For free speech advocates, there was another chilling development last week in the expanding censorship of social media and the criminalization of speech in the West. The government is investigating Beatrix von Storch (the deputy leader of far-right party AfD) for a tweet posted on New Year’s Eve in which she accused police of appeasing “barbaric, gang-raping Muslim hordes of men.” The statement was barred on Twitter and Von Storch and others were barred on Twitter and Facebook. Once again, raising the free speech concerns is not an endorsement of such offensive posts. Rather, the Germans have taken their controversial speech regulations and have extended them to social media — forcing these companies to become active players in the censoring of political speech. People may have no objection (and even relish) the crackdown on the AfD but the implications for speech is far greater than these individuals.
Under the new NetzDG, or the Network Enforcement Act, social media sites must delete offensive posts within 24 hours after receiving objections from users.
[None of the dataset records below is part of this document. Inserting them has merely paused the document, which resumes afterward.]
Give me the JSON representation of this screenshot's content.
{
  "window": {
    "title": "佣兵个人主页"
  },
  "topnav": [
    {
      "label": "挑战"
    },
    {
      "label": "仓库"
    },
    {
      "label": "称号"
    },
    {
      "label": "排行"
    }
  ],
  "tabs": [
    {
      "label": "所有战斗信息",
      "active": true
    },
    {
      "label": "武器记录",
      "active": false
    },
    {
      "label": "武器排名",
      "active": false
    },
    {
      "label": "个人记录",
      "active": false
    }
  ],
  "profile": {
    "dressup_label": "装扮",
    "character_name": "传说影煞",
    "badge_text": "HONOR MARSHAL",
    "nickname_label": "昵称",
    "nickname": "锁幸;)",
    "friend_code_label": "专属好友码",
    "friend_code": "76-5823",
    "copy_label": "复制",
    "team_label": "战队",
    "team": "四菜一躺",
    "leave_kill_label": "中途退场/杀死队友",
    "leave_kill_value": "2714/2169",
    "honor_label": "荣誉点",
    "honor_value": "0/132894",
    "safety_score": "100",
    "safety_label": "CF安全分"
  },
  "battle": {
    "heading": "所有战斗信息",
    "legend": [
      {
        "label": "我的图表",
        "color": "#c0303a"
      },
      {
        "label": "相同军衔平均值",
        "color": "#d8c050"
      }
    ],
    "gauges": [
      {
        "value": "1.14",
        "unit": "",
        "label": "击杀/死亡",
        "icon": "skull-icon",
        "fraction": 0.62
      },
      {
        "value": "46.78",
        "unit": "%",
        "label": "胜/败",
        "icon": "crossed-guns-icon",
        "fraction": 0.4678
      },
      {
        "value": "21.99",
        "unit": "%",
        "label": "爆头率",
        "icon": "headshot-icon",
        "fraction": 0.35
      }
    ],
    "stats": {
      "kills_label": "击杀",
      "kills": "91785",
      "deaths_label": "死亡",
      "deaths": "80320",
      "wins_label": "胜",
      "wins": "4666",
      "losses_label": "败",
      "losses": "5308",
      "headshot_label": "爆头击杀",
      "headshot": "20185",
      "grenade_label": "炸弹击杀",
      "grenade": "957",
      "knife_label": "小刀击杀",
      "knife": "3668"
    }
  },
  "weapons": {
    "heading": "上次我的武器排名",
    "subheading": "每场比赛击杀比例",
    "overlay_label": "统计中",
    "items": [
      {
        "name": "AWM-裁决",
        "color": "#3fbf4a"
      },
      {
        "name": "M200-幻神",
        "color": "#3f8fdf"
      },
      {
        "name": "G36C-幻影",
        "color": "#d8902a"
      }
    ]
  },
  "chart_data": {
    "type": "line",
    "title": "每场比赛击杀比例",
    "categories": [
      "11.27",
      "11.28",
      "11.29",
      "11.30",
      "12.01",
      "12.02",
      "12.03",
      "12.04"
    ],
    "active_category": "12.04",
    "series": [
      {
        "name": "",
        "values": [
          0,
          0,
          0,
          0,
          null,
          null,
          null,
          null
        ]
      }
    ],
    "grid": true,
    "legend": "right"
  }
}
Twitter, Facebook, and other social media companies can be fined as much as €50 million ($60 million) if they fail to remove hate speech and fake news posts. Given the active work of various groups and individuals to take offense at opposing views, the companies will be inundated with such objections as everyone seeks to silence those on the other side of issues like immigration or homosexuality or other issues. Faced with crippling fines, the social media sites are already erring on the side of censorship which is precisely what the Germans wanted to guarantee with NetzDG.
I have been a long critic of Germany’s criminal speech laws, including its long criminalization of Nazi symbols. While I am certainly sympathetic to the Germans in seeking to end the scourge of fascism, there has been little evidence that the German laws prohibiting certain symbols and phrases have achieved anything other than expanding government power over political speech. It has also created an insatiable appetite for censorship among German citizens. I fail to see how arresting a man for a Hitler ringtone is achieving a meaningful level of deterrence, even if you ignore the free speech implications.
It is not confined to Germany. We have previously discussed the alarming rollback on free speech rights in the West, particularly in France (here and here and here and here and here and here) and England ( here and here and here and here and here and here and here and here and here and here). Much of this trend is tied to the expansion of hate speech and non-discrimination laws. We have seen comedians targeted with such court orders under this expanding and worrisome trend. (here and here).
Immigration remains a deeply divisive issue in Germany. Clearly many support this party in their hardline views of immigration. However, the new law has now prompted not just Von Storch to be censored by many in her party. In the meantime, her reference to Muslim immigrants as “barbaric” has prompted yet another criminal investigation. The Police in Cologne have accused von Storch of inciting hatred.
Germany has long been the leading nation in the West aggressively fighting against free speech. Merkel’s disgraceful comments with regard to a German comedian recently reflects her dismissive attitude toward this defining right. The German people have been raised in an environment that has long criminalized speech (starting with Nazi symbols and then expanding to other forms of “hate speech”). In the past, this slippery slope toward widespread censorship was dismissed as a German problem. Now however the Germans are threatening the entirety of the Internet and social media by threatening prohibitive fines unless companies like Facebook become agents of censorship. The effort could well cripple the most important development of free speech in history of the world. This one country could effectively destroy the open forum that has long existed on the Internet. It would also achieve such governments like China and Iran have long sought — effective government control of speech on major websites.
In other words, it is not about von Storch. It is about speech.